Muevo la cabeza en asentimiento y pienso en Abby, con eso de que tengo la mejor excusa.

—Yo… mmm… estaba muy cansado cuando volví a casa ayer. No hice los ejercicios de tarea, pero…

La profesora Bayer sonríe y se inclina hacia mí como si fuera a decirme un secreto, envolviéndome en la nube de su penetrante perfume.
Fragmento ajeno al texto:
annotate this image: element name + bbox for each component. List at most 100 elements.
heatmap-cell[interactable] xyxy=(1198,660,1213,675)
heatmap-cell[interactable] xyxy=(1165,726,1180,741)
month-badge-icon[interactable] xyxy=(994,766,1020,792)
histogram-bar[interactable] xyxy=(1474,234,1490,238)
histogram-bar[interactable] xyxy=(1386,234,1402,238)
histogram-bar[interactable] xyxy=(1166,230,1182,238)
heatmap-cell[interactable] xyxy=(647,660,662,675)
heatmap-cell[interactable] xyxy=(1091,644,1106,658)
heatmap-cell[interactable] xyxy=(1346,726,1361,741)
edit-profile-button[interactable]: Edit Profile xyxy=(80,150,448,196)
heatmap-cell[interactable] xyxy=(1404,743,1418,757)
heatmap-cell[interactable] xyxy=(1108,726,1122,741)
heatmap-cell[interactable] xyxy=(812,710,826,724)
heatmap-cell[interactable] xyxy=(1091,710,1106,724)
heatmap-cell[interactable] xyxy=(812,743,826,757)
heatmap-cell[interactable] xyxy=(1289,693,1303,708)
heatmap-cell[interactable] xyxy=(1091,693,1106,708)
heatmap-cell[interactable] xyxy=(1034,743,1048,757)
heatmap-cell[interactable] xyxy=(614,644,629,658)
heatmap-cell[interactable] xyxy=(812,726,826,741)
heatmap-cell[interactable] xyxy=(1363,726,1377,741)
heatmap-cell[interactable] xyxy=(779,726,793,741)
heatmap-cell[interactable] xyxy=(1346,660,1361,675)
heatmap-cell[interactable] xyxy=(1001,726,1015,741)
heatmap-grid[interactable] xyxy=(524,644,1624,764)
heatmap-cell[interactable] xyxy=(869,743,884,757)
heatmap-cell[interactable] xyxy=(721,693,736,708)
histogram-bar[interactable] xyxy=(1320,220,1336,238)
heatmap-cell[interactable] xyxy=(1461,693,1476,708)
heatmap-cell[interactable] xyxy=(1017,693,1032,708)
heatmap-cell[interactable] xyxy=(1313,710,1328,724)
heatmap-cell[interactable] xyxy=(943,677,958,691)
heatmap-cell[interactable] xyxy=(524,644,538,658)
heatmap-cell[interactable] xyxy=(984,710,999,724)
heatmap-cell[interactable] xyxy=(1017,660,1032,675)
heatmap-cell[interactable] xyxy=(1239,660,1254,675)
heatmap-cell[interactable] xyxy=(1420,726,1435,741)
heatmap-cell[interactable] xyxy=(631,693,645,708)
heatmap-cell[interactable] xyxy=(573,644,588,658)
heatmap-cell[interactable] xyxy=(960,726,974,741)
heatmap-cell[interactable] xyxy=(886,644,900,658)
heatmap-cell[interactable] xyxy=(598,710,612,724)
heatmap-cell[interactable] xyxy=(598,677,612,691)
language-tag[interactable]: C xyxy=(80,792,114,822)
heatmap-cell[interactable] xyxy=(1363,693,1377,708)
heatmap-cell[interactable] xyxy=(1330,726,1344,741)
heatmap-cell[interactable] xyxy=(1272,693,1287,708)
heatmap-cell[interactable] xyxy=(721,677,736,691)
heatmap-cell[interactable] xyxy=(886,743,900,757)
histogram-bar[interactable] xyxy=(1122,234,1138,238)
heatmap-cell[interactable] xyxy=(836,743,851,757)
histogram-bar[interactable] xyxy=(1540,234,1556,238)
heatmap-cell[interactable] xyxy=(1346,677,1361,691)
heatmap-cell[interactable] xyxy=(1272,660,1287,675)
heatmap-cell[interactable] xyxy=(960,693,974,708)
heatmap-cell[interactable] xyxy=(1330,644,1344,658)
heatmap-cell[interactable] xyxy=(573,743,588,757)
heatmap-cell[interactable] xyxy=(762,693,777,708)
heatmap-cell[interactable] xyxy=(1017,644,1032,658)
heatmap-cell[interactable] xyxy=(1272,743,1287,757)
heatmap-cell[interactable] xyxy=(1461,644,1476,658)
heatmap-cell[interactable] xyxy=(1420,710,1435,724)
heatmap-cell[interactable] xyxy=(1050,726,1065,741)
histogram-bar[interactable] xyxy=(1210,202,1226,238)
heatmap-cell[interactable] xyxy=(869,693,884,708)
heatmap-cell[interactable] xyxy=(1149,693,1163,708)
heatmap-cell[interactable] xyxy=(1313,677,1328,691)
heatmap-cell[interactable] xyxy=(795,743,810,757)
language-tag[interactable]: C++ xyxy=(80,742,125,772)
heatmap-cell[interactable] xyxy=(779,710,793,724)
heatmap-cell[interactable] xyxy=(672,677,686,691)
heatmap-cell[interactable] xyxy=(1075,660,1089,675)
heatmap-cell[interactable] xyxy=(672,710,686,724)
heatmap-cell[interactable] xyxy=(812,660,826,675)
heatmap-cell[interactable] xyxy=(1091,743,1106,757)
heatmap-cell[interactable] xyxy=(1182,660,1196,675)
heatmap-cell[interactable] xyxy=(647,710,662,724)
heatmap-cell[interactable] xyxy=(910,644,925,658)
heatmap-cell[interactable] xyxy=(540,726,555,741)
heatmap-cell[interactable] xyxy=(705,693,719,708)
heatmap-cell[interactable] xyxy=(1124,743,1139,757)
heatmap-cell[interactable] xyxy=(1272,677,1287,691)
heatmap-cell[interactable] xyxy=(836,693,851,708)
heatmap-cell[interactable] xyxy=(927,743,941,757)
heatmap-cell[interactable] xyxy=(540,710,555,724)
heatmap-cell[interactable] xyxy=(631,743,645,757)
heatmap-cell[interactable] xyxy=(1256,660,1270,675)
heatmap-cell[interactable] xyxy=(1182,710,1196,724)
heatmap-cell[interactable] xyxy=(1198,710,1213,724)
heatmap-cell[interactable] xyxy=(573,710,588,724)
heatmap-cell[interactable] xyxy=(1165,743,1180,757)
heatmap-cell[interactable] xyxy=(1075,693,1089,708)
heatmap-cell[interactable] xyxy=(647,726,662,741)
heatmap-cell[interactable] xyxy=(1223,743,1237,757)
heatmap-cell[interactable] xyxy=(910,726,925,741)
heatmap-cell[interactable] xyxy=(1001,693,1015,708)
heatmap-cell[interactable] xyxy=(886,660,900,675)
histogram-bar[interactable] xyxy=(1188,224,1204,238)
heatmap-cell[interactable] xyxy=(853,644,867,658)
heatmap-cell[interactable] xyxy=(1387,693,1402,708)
—No te angusties. Hazlos cuando puedas, ¿está bien? —y levanta tanto las cejas que uno pensaría que es una caricatura—. Sólo avísame, ¿de acuerdo? Mantenme al tanto —se pone en pie y regresa al frente del salón.

Parpadeo, algo aturdido. Bayer tiene fama de ser muy estricta entre los profesores de la escuela.

¿Qué magia es ésta?

Me estoy preguntando qué tan lejos puedo llevar este nuevo poder que poseo cuando Sarah Kennedy hace su entrada y el salón se ilumina como si alguien hubiera aumentado la potencia de todas las lámparas.

Se dirige a su pupitre, justo delante del mío. Una energía torpe recorre mi cuerpo mientras me dedico a buscar plumas y papel para tomar notas. Tengo que esforzarme por parecer natural, aunque sé que ella no estará ni remotamente mirando en mi dirección.

Pero sucede que me observa.

—Hey…

Miro detrás de mí para asegurarme de que no está hablándole a otra persona. Y no.

—¿Ajá? —todos los ruidos del aula se han silenciado, salvo por un pitido agudo en mis oídos.

—Se me acabó el papel. ¿Me puedes prestar unas hojas?

Me ofrece su sonrisa ridículamente deslumbrante y siento que se forma un nudo en mi garganta. Sarah Kennedy tiene ese efecto sobre mí. El mismo que tiene sobre muchos otros en la escuela, para ser sinceros. Sé que no hay algo particularmente inteligente en derretirme por una niña que apenas conozco, pero… bueno, culpemos a la pubertad.

Sarah no sólo es popular, bella e increíblemente lista. Hace un par de años la vi en el parque con sus hermanos mayores… y estaba haciendo piruetas en una patineta. ¡En una patineta! ¡Y lo hacía bien! Fue la cosa más genial que he visto en la vida. Era como ver a la Reina de Inglaterra haciendo acrobacias en el filo de una acera.

Aquella imagen se me quedó grabada en mi memoria para siempre. Incluso llegué a pensar en aprender a usar una patineta. Luego le pedí prestada la suya a Isaac y por poco me mato, así que decidí que no seguiría con ello. La coordinación y yo no somos amigos.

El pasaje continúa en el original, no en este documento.